Handling large amounts of data with javascript streams

Streams work like piped functions in shellscripts. They allow one piece/line/query to be processed at a time through the stream functions that have been connected together. This way large data sets can be processed a piece at a time. When downloading and processing large data sets I often do initial data cleaning with linux CLI tools like sed (CLI related howtos) and then use streams in my Node scripts to put the data into mongodb or some other database.

Streams are connected with pipes

You will notice that when a stream is set up, it looks something like this:

source
  .pipe(transform1)
  .pipe(transform2)
  .pipe(writer)

The source is a Readable stream.

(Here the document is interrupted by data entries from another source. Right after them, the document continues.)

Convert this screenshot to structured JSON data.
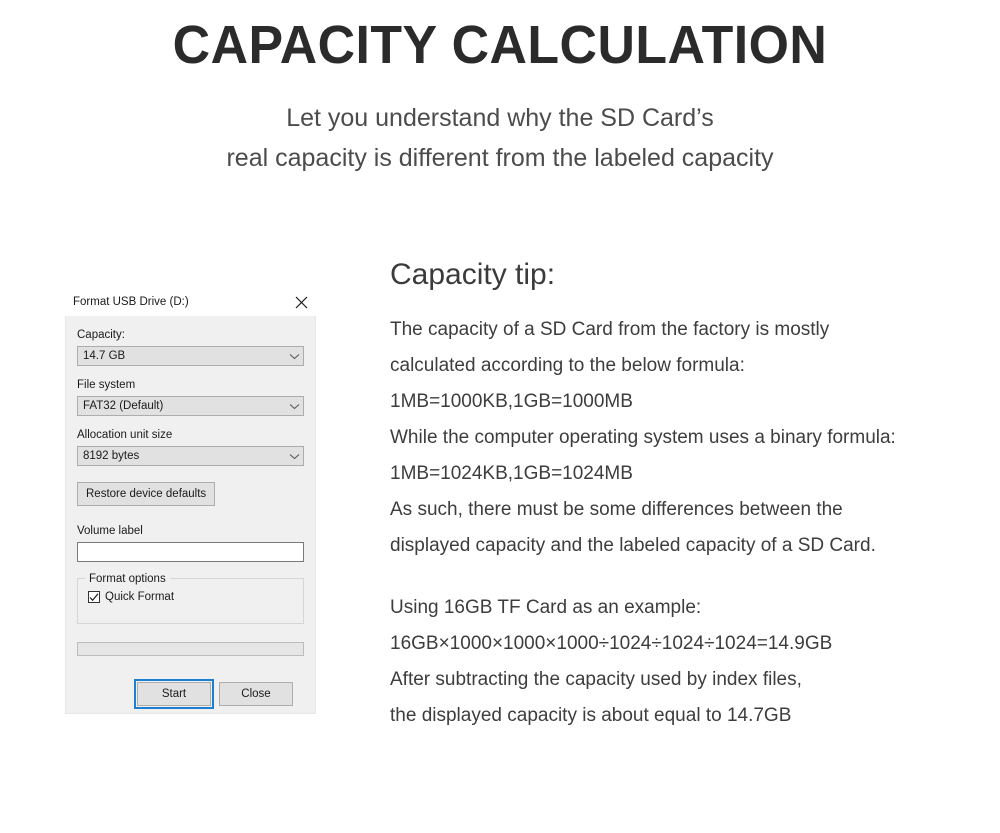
{
  "header": {
    "title": "CAPACITY CALCULATION",
    "subtitle_lines": [
      "Let you understand why the SD Card’s",
      "real capacity is different from the labeled capacity"
    ]
  },
  "dialog": {
    "title": "Format USB Drive (D:)",
    "close_icon": "close-icon",
    "capacity": {
      "label": "Capacity:",
      "value": "14.7 GB"
    },
    "file_system": {
      "label": "File system",
      "value": "FAT32 (Default)"
    },
    "allocation_unit": {
      "label": "Allocation unit size",
      "value": "8192 bytes"
    },
    "restore_button": "Restore device defaults",
    "volume_label": {
      "label": "Volume label",
      "value": "",
      "placeholder": ""
    },
    "format_options": {
      "title": "Format options",
      "quick_format": {
        "label": "Quick Format",
        "checked": true
      }
    },
    "progress": {
      "percent": 0
    },
    "start_button": "Start",
    "close_button": "Close",
    "accent_color": "#1d7fd0"
  },
  "tip": {
    "heading": "Capacity tip:",
    "paragraph_one": [
      "The capacity of a SD Card from the factory is mostly",
      "calculated according to the below formula:",
      "1MB=1000KB,1GB=1000MB",
      "While the computer operating system uses a binary formula:",
      "1MB=1024KB,1GB=1024MB",
      "As such, there must be some differences between the",
      "displayed capacity and the labeled capacity of a SD Card."
    ],
    "paragraph_two": [
      "Using 16GB TF Card as an example:",
      "16GB×1000×1000×1000÷1024÷1024÷1024=14.9GB",
      "After subtracting the capacity used by index files,",
      "the displayed capacity is about equal to 14.7GB"
    ]
  }
}
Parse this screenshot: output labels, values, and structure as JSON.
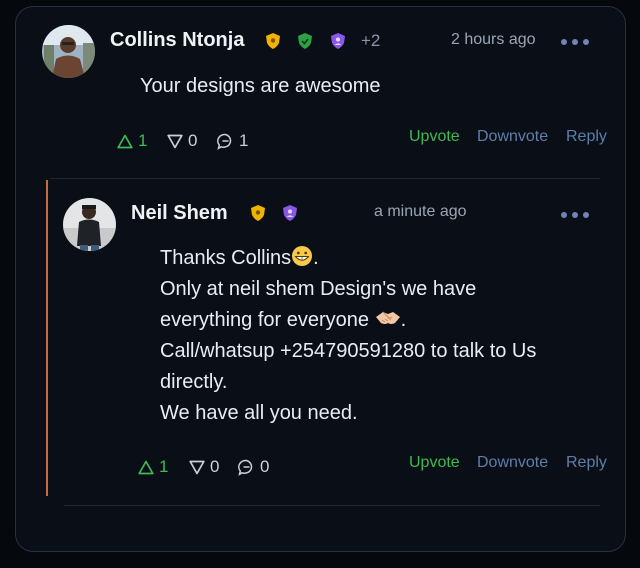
{
  "comment": {
    "author": "Collins Ntonja",
    "badges": [
      "shield-gold",
      "shield-green",
      "shield-purple"
    ],
    "extra_badges": "+2",
    "time": "2 hours ago",
    "text": "Your designs are awesome",
    "upvotes": "1",
    "downvotes": "0",
    "replies": "1",
    "actions": {
      "upvote": "Upvote",
      "downvote": "Downvote",
      "reply": "Reply"
    }
  },
  "reply": {
    "author": "Neil Shem",
    "badges": [
      "shield-gold",
      "shield-purple"
    ],
    "time": "a minute ago",
    "lines": [
      "Thanks Collins",
      ".",
      "Only at neil shem Design's we have",
      "everything for everyone ",
      ".",
      "Call/whatsup +254790591280 to talk to Us",
      "directly.",
      "We have all you need."
    ],
    "upvotes": "1",
    "downvotes": "0",
    "replies": "0",
    "actions": {
      "upvote": "Upvote",
      "downvote": "Downvote",
      "reply": "Reply"
    }
  },
  "colors": {
    "background": "#05080d",
    "card": "#0a0f17",
    "upvote_green": "#3fb950",
    "link_blue": "#5f7ea8",
    "rail_orange": "#c96b42"
  }
}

The middle two objects are transform streams; once connected to the source they take input, operate on it, and pass along an output to the next object being piped to. The final object (write) is a writable stream. It takes the input, and writes it somewhere.

Stream inputs and outputs can be objects or buffers

Readable streams will pass along buffer objects most of the time. These must be conveted to perform operations on the contents. If you have multiple other function in the stream you can decide whether to pass along Buffers or objects; but you need to know which it will be; node streams require this specified as an option (readableObjectMode, writableObjectMode)
Translating buffers to objects
This is a standard bit of code I use to get Json from buffers.

// Functional form
const bufferToJSON = R.pipe(
  F.toString,
  fps.toJSON,
)
// otherwise use this way
let bufferToJSON = input => JSON.parse(input.toString())

And objects back to buffers

let objectToBuffer = input => Buffer.from(JSON.stringify(input))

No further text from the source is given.